While I was in San Francisco last week, I flipped through the small memo notebook I take to every conference I work at. I use the thing to jot down the important stuff that gets said in my meetings with conference chairs. Toward the end of my old notes was this:
Silver van
30923
5:00 am
The note confused me for a moment. Why would I have written down vehicle information like that, including the license plate number? Then it dawned on me that this was the van that picked me up from my hotel in Shanghai early last November to take me to the airport to fly to Korea. The co-organizers of the conference had offered to arrange my transportation, and this was the info they gave me the night before I left.
Seeing this note brought a warm smile to my face. It recalled the memory so vividly. I remembered Chaoyang calling his driver to arrange it, I remembered scribbling the note, I remembered the anxiety I felt that something would go wrong and I’d miss my flight.
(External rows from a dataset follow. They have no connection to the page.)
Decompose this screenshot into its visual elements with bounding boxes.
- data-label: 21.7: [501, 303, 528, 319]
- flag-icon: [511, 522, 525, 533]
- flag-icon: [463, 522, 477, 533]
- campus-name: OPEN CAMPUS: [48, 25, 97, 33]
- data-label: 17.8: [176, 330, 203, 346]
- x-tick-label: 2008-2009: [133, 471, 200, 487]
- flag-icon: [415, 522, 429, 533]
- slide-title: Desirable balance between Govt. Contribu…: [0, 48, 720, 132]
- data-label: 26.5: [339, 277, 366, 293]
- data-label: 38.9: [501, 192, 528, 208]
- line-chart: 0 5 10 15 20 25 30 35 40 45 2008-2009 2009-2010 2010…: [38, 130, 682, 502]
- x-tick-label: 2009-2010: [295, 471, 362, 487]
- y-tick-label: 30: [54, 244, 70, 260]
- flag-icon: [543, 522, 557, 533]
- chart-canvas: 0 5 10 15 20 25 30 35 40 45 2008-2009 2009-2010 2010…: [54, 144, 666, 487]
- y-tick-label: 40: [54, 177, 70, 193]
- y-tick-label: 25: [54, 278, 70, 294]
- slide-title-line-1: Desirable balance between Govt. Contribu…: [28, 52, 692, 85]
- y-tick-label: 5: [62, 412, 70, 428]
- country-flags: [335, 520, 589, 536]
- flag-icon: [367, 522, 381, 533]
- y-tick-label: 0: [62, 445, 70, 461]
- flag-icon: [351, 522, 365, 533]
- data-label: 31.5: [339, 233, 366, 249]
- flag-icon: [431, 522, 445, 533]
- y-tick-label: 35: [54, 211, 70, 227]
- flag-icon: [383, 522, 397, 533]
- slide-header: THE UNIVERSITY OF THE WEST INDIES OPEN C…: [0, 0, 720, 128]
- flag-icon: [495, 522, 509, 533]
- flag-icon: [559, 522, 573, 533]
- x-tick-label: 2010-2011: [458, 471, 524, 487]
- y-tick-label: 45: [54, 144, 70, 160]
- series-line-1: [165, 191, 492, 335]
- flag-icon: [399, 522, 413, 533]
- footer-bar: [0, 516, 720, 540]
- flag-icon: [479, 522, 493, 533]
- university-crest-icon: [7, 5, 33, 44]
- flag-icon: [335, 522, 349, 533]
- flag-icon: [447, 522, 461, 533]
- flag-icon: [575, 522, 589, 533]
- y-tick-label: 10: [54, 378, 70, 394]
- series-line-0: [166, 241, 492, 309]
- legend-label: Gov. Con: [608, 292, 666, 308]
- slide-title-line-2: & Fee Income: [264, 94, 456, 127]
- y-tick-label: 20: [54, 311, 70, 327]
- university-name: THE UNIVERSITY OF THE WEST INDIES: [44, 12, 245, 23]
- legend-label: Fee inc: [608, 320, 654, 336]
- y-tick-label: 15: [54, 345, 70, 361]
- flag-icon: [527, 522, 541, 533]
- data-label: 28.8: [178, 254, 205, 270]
Of all the photos I took on that trip, I don’t think a single one is as evocative as this note was. The thing about photos is that they take you out of the moment. They have to be contemplated, composed, posed, and shot. You’re thinking ahead of time that this will be a keepsake you will use to remember the moment. I find that when I look at my old photos, I remember very little of what it actually felt like to be there. They don’t put me back in my own skin. What was I doing when that photo was taken? Well, I was either clicking the button or I was looking at the lens and trying to smile. There’s not much in that (I don’t think) to attach a memory to.
A little note like the one I found, though, is all about the moment. I intended it only for immediately practical purposes. It was filling a need I had right then and there. And it also involved some actual doing on my part. So when I stumbled upon it last week, it took me right back to that moment. It did this more effectively than a photo would have, because the note actually had a place in the sequence of events that day. It had relevance for my actions.
A photo is a moment taken out of context. I enjoy looking at them—they can be intriguing—but they give no sense of what came before or next. My stupid little van note’s entire reason for existence was to give a sense of what was coming next. That added context lets me slip back into the thoughts and feelings I had when I was there.
My note might also be so evocative partly because I never intended to remember it. Last week was the first I had seen it in two and a half months. My photos from that trip, on the other hand, I looked at right after I took. I sorted through them on my computer, shared them with friends and family, gave them captions on Picasa. I was so consumed in them so soon after the fact that when I look at them now I’m not sure if I’m remembering the events themselves or if I’m remembering telling people about them. Maybe I would enjoy my photos more if I left them unviewed for three months after taking them. Remembering is more fun when you’ve given yourself a little time to forget.